Configure the droplet
Once the droplet is created, ssh into it and run the follow commands to pull the image from Dockerhub and run it.
docker pull <your-dockerhub-username>/rtmp
docker run -d -p 1935:1935 -p 80:80 --name nginx-rtmp <your-dockerhub-username>/rtmp
Once this is up and running, you can test it by streaming from OBS as before. You will need to use the IP address of the droplet instead of localhost in the OBS settings.
Set up HTTPS
Update the Dockerfile:
FROM debian:bullseye
LABEL maintainer="Charles Harris <charles.harris.de@gmail.com>"

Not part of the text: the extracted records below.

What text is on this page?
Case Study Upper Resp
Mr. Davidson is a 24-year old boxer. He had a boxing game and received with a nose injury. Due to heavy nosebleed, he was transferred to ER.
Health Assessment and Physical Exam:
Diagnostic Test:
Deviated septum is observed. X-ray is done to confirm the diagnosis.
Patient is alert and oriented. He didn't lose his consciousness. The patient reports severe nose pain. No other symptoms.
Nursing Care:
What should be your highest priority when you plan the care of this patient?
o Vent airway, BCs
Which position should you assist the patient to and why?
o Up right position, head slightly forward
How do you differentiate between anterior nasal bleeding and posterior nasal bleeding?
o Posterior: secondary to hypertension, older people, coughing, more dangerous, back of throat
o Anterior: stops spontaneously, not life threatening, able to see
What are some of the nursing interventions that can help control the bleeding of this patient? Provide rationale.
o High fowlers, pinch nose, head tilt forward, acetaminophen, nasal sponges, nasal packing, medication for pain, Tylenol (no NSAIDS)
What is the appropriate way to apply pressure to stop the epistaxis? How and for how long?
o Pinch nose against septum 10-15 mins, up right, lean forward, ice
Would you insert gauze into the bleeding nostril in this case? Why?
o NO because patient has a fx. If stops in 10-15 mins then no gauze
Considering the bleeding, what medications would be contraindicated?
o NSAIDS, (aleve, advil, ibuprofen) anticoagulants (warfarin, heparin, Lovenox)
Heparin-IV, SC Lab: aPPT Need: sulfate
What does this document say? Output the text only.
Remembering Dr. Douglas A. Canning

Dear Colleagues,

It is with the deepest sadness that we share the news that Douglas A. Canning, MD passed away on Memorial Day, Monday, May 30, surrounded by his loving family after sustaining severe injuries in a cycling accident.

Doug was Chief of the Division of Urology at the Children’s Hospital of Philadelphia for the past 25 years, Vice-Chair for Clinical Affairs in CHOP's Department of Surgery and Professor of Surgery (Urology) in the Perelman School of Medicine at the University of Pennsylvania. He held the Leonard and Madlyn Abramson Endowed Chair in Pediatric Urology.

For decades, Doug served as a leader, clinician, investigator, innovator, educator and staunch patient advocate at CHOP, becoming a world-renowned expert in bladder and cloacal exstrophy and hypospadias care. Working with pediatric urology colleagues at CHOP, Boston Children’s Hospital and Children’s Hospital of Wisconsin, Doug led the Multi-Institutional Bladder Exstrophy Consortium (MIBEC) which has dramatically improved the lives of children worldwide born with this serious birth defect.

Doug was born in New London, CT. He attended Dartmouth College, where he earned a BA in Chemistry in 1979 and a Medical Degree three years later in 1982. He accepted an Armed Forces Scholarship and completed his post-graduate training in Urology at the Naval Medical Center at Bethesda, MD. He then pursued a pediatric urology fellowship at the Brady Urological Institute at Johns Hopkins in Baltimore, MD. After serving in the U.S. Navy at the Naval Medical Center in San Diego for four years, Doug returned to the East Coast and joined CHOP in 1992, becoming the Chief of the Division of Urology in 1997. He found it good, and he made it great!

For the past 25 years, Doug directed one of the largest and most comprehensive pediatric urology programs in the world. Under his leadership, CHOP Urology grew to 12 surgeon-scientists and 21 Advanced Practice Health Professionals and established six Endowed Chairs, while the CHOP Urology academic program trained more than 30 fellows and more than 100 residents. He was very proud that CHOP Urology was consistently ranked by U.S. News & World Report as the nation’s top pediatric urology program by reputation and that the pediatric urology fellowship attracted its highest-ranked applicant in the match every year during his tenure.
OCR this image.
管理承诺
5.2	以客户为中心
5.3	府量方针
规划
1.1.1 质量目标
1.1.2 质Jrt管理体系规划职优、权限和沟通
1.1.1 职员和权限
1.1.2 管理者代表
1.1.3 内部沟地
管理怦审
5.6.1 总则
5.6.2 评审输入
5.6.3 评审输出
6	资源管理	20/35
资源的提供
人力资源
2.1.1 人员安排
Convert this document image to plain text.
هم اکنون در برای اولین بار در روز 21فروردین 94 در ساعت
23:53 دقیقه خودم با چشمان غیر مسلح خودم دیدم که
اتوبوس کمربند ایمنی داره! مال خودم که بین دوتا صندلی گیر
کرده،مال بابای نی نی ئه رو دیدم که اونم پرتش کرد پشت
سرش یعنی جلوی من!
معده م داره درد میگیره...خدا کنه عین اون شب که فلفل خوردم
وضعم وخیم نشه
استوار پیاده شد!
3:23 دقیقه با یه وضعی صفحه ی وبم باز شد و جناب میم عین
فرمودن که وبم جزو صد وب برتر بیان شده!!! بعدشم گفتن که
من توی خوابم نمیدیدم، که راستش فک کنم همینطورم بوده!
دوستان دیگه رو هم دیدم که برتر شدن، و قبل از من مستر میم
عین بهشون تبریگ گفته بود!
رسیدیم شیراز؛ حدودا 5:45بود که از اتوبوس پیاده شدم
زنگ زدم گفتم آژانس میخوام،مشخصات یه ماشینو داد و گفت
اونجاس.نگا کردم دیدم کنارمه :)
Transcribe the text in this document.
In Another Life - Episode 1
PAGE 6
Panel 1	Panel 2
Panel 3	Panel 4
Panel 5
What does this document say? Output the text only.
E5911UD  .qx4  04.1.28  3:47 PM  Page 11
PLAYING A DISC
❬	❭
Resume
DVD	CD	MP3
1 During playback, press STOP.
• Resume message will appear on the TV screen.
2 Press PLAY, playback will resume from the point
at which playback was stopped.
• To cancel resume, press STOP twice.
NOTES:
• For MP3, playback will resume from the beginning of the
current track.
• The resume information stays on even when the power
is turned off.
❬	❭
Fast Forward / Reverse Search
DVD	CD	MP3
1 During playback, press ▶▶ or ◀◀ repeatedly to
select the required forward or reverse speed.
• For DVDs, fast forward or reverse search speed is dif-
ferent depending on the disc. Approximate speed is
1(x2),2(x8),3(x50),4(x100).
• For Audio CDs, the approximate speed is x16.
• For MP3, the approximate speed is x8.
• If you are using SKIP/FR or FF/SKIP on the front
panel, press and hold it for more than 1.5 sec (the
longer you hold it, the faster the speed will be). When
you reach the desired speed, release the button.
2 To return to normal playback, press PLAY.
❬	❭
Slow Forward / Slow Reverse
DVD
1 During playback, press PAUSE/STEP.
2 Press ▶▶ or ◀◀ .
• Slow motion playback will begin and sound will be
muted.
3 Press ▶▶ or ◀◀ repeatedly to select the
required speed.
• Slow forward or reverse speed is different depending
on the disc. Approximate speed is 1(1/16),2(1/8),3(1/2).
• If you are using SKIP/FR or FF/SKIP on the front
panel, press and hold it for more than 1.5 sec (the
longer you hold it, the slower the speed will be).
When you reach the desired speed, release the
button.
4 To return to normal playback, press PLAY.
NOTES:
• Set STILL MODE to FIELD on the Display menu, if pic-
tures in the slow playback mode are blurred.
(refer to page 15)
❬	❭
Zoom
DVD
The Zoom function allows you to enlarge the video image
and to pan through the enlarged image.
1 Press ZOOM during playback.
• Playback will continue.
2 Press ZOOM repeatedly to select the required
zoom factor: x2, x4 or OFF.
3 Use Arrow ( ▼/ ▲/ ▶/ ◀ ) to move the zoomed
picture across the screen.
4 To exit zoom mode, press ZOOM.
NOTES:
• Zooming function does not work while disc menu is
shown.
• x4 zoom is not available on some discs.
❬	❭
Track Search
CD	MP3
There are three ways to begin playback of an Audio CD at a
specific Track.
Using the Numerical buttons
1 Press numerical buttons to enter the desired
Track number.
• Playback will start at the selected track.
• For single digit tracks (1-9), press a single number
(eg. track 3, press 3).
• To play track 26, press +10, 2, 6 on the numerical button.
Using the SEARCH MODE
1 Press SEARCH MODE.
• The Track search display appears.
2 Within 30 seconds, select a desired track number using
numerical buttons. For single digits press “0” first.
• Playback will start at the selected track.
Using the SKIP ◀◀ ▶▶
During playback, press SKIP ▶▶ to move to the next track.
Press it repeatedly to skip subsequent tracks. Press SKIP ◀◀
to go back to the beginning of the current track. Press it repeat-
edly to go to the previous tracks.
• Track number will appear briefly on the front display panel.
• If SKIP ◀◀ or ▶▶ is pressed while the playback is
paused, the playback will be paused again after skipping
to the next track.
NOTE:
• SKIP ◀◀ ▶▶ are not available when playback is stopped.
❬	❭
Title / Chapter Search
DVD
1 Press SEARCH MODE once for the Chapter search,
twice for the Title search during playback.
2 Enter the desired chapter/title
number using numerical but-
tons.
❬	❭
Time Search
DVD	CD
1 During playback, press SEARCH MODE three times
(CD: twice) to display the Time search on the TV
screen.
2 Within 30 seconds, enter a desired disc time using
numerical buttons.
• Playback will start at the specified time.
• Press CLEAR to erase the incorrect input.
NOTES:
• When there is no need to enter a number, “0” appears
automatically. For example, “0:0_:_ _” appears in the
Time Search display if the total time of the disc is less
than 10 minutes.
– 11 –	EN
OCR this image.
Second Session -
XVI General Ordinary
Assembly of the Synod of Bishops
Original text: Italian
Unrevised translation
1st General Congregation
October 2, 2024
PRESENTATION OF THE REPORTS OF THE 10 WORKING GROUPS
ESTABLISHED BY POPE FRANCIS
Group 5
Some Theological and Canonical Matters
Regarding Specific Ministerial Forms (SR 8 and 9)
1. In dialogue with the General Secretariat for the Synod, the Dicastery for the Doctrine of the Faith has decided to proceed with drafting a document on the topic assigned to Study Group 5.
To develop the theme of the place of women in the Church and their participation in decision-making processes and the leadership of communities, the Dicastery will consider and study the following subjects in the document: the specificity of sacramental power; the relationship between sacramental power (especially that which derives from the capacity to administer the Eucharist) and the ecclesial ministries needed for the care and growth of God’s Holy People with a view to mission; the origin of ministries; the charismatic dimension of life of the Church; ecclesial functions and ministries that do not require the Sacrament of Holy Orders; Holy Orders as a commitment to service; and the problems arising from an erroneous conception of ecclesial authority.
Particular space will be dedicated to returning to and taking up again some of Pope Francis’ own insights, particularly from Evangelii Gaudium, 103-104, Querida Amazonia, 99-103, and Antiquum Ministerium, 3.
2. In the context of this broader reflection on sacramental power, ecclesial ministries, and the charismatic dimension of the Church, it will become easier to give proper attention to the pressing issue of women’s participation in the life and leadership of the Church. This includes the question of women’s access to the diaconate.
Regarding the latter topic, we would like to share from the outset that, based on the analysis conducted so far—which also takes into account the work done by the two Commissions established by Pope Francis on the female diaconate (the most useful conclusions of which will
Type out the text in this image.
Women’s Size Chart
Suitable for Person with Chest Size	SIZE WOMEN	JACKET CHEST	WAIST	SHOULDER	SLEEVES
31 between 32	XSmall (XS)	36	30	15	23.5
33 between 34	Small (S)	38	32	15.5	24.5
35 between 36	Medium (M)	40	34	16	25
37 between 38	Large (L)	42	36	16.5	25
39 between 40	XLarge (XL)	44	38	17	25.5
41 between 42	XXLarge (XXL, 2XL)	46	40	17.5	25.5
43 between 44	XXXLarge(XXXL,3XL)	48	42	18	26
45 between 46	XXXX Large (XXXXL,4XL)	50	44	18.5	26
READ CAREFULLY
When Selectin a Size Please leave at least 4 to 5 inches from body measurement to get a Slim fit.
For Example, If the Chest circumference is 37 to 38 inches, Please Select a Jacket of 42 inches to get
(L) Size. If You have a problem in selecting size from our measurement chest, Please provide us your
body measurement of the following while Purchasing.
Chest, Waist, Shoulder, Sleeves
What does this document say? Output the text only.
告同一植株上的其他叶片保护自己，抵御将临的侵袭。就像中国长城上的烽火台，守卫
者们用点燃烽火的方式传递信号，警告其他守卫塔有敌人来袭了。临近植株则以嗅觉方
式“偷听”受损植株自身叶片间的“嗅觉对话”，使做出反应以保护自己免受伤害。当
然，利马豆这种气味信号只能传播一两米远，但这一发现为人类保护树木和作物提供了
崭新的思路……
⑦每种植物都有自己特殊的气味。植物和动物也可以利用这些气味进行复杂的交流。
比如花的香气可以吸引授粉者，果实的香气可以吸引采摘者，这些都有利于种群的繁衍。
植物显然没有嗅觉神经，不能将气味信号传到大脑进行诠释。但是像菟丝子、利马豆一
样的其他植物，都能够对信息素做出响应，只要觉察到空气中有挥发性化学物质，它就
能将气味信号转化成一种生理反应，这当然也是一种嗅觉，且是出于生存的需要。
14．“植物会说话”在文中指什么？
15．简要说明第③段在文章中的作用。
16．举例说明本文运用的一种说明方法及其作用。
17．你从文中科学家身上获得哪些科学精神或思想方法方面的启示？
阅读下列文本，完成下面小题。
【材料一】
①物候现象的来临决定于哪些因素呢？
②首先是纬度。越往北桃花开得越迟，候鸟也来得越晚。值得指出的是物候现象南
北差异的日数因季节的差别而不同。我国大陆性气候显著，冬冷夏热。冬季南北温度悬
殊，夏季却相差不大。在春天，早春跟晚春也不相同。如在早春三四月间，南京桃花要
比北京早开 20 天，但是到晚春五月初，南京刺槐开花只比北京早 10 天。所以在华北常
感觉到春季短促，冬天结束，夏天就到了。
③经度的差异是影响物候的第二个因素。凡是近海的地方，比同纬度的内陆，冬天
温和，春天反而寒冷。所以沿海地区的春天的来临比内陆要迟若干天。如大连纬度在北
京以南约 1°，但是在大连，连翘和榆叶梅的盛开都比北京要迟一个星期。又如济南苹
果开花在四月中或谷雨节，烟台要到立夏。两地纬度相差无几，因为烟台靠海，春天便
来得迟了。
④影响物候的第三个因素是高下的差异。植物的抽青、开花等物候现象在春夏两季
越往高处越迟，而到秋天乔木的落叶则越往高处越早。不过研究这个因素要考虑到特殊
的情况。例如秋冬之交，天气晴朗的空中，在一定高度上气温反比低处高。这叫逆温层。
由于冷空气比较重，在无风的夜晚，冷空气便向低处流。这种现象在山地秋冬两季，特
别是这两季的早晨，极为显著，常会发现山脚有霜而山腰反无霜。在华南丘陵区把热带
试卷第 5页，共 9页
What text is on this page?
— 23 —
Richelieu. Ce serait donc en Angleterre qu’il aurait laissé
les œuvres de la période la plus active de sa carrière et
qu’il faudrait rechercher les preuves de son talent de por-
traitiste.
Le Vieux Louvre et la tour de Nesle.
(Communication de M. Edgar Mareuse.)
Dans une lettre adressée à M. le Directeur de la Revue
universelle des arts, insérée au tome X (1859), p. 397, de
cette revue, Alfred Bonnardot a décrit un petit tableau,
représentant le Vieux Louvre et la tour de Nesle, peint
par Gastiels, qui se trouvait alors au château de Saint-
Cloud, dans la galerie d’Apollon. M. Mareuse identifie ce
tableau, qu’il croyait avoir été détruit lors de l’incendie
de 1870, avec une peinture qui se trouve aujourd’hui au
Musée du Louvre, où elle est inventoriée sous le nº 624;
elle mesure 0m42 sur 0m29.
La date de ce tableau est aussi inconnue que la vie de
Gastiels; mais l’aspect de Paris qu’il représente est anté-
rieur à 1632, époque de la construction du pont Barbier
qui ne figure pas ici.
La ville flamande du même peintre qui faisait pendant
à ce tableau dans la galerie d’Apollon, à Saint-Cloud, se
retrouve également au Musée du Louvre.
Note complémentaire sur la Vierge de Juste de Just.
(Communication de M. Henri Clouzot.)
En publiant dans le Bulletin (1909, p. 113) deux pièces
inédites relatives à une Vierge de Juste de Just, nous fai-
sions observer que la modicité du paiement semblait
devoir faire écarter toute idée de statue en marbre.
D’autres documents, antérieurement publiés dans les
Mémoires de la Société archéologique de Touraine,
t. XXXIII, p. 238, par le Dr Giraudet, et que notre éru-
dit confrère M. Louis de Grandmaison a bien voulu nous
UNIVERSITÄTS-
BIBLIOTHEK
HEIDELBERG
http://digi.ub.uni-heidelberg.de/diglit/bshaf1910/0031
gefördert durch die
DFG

# Versions of Nginx and nginx-rtmp-module to use
ENV NGINX_VERSION nginx-1.17.3
# Install dependencies
RUN apt-get update && \
apt-get install -y build-essential libpcre3 libpcre3-dev libssl-dev zlib1g zlib1g-dev wget git
# Download and decompress Nginx
RUN wget -O ${NGINX_VERSION}.tar.gz https://nginx.org/download/${NGINX_VERSION}.tar.gz && \
tar -zxf ${NGINX_VERSION}.tar.gz
# Download and decompress RTMP module
RUN git clone https://github.com/sergey-dryabzhinsky/nginx-rtmp-module.git
# Build and install Nginx
RUN cd ${NGINX_VERSION} && \
./configure \
--with-http_ssl_module \
--add-module=../nginx-rtmp-module && \
make && \
make install
# Create /nginx/hls folders to hold .m3u8 snippets
RUN mkdir /nginx && \
mkdir /nginx/hls
RUN chown -R www-data:www-data /nginx
# Overwrite default config file
COPY nginx.conf /usr/local/nginx/conf/nginx.conf
EXPOSE 1935 80 443
CMD ["/usr/local/nginx/sbin/nginx", "-g", "daemon off;"]
and the nginx.conf file:
worker_processes auto;
events {
worker_connections 1024;
}
# RTMP configuration
rtmp {
server {
listen 1935; # Listen on standard RTMP port
chunk_size 4000;
application show {
live on;
# Turn on HLS
hls on;
hls_path /nginx/hls/;
hls_fragment 3;
hls_playlist_length 60;
# disable consuming the stream from nginx as rtmp
deny play all;
}
}
}
http {
sendfile off;
tcp_nopush on;
# aio on;
directio 512;
default_type application/octet-stream;
server {
listen 443 ssl;
server_name livestream.nkfunky.com;
ssl_certificate /etc/letsencrypt/live/livestream.nkfunky.com/fullchain.pem;
ssl_certificate_key /etc/letsencrypt/live/livestream.nkfunky.com/privkey.pem;
location / {
# Disable cache
add_header 'Cache-Control' 'no-cache';
# CORS setup
add_header 'Access-Control-Allow-Origin' '*' always;
add_header 'Access-Control-Expose-Headers' 'Content-Length';
# allow CORS preflight requests
if ($request_method = 'OPTIONS') {
add_header 'Access-Control-Allow-Origin' '*';
add_header 'Access-Control-Max-Age' 1728000;
add_header 'Content-Type' 'text/plain charset=UTF-8';
add_header 'Content-Length' 0;
return 204;
}
types {
application/dash+xml mpd;
application/vnd.apple.mpegurl m3u8;
video/mp2t ts;
}
root /nginx/;
}
}
}
then rebuild the image and push it to Dockerhub. Then ssh into the droplet and run the following commands to pull the new image and run it.
# Set up commands
sudo apt-get update
sudo apt-get install apt-transport-https ca-certificates curl software-properties-common
curl -fsSL https://download.docker.com/linux/ubuntu/gpg | sudo apt-key add -
sudo add-apt-repository "deb [arch=amd64] https://download.docker.com/linux/ubuntu $(lsb_release -cs) stable"
sudo apt-get update
sudo apt-get install docker-ce
docker pull cookershades/rtmp
# Certbot setup certificate
sudo docker run -it --rm -p 443:443 -p 80:80 --name certbot -v "/etc/letsencrypt:/etc/letsencrypt" -v "/var/lib/letsencrypt:/var/lib/letsencrypt" certbot/certbot certonly --non-interactive --agree-tos --email "charles.harris.de@gmail.com" --standalone -d livestream.nkfunky.com
# Start server
docker run -p 1935:1935 -p 80:80 -p 443:443 -v "/etc/letsencrypt:/etc/letsencrypt" cookershades/rtmp
LetsEncrypt SSL certificates have a validity of 90 days, so you will need to run the following command to request a certificate renewal within this time period:
# To renew the certbot certificate
sudo docker run -it --rm -p 443:443 -p 80:80 --name certbot -v "/etc/letsencrypt:/etc/letsencrypt" -v "/var/lib/letsencrypt:/var/lib/letsencrypt" certbot/certbot renew
You can easily run this in a cron job on Vercel.